Des sonates de Chostakovitch et Prokofiev, Rostropovitch (dédicataire de cette dernière) a laissé des gravures inoubliables de densité. On pourrait aussi citer, dans Prokofiev, la version Starker/Sebök (Vogue), puissante, libre, incontestable. On le voit, la barre est placée haut. Cependant, à cause de leur écriture d'apparence classique, claire et forte, ces deux œuvres tentent beaucoup de jeunes interprètes, la plupart du temps avec succès. Yegor Dyachkov est manifestement un violoncelliste de grande classe, cultivé et sensible. Il sait trouver, dans Chostakovitch, l'humour, la gravité, l'intensité lyrique, la candeur et la causticité qui caractérisent sa Sonate. Son instrument est par ailleurs magnifique de présence, de chaleur et de finesse. Ce travail permanent sur la sonorité est bien compris et secondé par Jean Saulnier, tour à tour brillant (voire tapageur) et merveilleusement ambigu (style parodique de l'Allegro final). Dommage que le piano soit un peu clinquant. Mêmes ingrédients pour la Sonate de Prokofiev : concentration, timbres étudiés, austérité. Dyachkov y est encore plus convaincant d'intériorité et de gravité. Le phrasé est noble, racé, sans ostentation, le coup d'archet trahit un caractère sûr et sincère. Le court Largo introductif [de la Sonate de Schnittke], presque uniquement confié au violoncelle solo, est une pièce redoutable, dont Dyachkov donne une lecture superbement torturée et grinçante. Le Presto central est une sorte de scherzo obsessionnel, un ostinato réduit à sa plus simple expression. Dans ce perpetuum mobile cinglant, on a l'impression que le pianiste ne donne pas toute sa mesure et reste assez sage, là où Dyachkov frise la démence, en virtuose. Mais il serait injuste d'exagérer ces maigres insuffisances : par leur souci de constante expressivité et leur sens du détail, Dyachkov et Saulnier signent ici un disque remarquable de clarté et d'intelligence.

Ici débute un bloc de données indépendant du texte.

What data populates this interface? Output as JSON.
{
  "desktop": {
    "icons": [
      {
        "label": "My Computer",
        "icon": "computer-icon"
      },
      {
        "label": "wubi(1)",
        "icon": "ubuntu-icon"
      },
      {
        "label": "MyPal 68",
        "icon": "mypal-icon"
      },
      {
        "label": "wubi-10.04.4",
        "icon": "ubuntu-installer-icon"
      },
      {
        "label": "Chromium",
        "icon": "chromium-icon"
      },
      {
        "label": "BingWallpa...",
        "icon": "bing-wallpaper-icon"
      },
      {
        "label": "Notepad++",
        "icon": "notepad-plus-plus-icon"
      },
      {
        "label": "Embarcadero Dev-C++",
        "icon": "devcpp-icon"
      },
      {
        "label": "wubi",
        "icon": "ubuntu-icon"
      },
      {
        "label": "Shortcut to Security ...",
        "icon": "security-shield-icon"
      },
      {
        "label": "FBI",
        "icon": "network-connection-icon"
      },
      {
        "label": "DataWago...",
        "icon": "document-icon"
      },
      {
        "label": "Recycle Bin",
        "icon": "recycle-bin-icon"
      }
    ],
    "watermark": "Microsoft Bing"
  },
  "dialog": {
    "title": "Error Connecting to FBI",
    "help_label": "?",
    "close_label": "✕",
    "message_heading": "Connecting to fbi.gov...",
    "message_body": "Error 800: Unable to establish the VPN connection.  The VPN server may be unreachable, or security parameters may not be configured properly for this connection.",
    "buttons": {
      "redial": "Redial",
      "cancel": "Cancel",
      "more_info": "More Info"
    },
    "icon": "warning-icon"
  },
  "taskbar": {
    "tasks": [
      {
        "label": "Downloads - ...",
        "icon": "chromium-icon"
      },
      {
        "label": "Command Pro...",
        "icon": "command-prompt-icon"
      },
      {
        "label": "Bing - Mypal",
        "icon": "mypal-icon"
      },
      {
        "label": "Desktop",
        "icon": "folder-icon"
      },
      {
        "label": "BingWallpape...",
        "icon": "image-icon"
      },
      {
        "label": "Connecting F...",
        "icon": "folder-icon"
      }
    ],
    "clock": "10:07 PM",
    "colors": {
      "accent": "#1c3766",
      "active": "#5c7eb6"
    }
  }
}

Olivier Philipponnat, Paru.com, 2001

Un tel couplage, déjà proposé par Paul Marleyn et Sarah Morley (United, cf. No 68), permet d'utiles comparai­sons stylistiques entre trois créateurs dissemblables. Qui plus est, I'inter­prétation est excellente. Le jeu souple et délié de Dyachkov, son timbre chaud et homogène dans tous les registres, la finesse de ses aigus et la légèreté de son rebond rythmique s'accordent bien avec la pulsation toujours maî­trisée de Saulnier. Il est certes pos­sible de souhaiter plus d'exubérance sonore et de frénésie motorique dans l'Allegro final de la Sonate de Chostakovitch et peut‑être un peu plus d'acidité erratique et de mystère introspectif dans celle de Prokofiev, mais l'expressivité des deux com­plices est partout d'une sincérité to­talement convaincante. La Sonate de Schnittke, notamment, est une réus­site absolue, avec ses demi‑teintes douloureuses, ses cris étouffés, son tourbillon ostinato martelé au piano dans le Presto.

Jean-Marie Brohm, Répertoire, 2001

Opus 2000 Recording Awards / Prix du meilleur enregistrement de musique de chambre canadien
Dour, fierce and rigourous, yet with splashes of joy and no shortage of modernist irony, the sonatas for cello and piano by the Soviet composers Shostakovich, Schnittke and Prokofievmake an especially complementary package here. The 26-year-old Russian-born cellist Yegor Dyachkov is an eloquent spokesman for these pieces from the mother country, with playing that neatly balances passion and restraint. The recorded sound from this Québec label is excellent.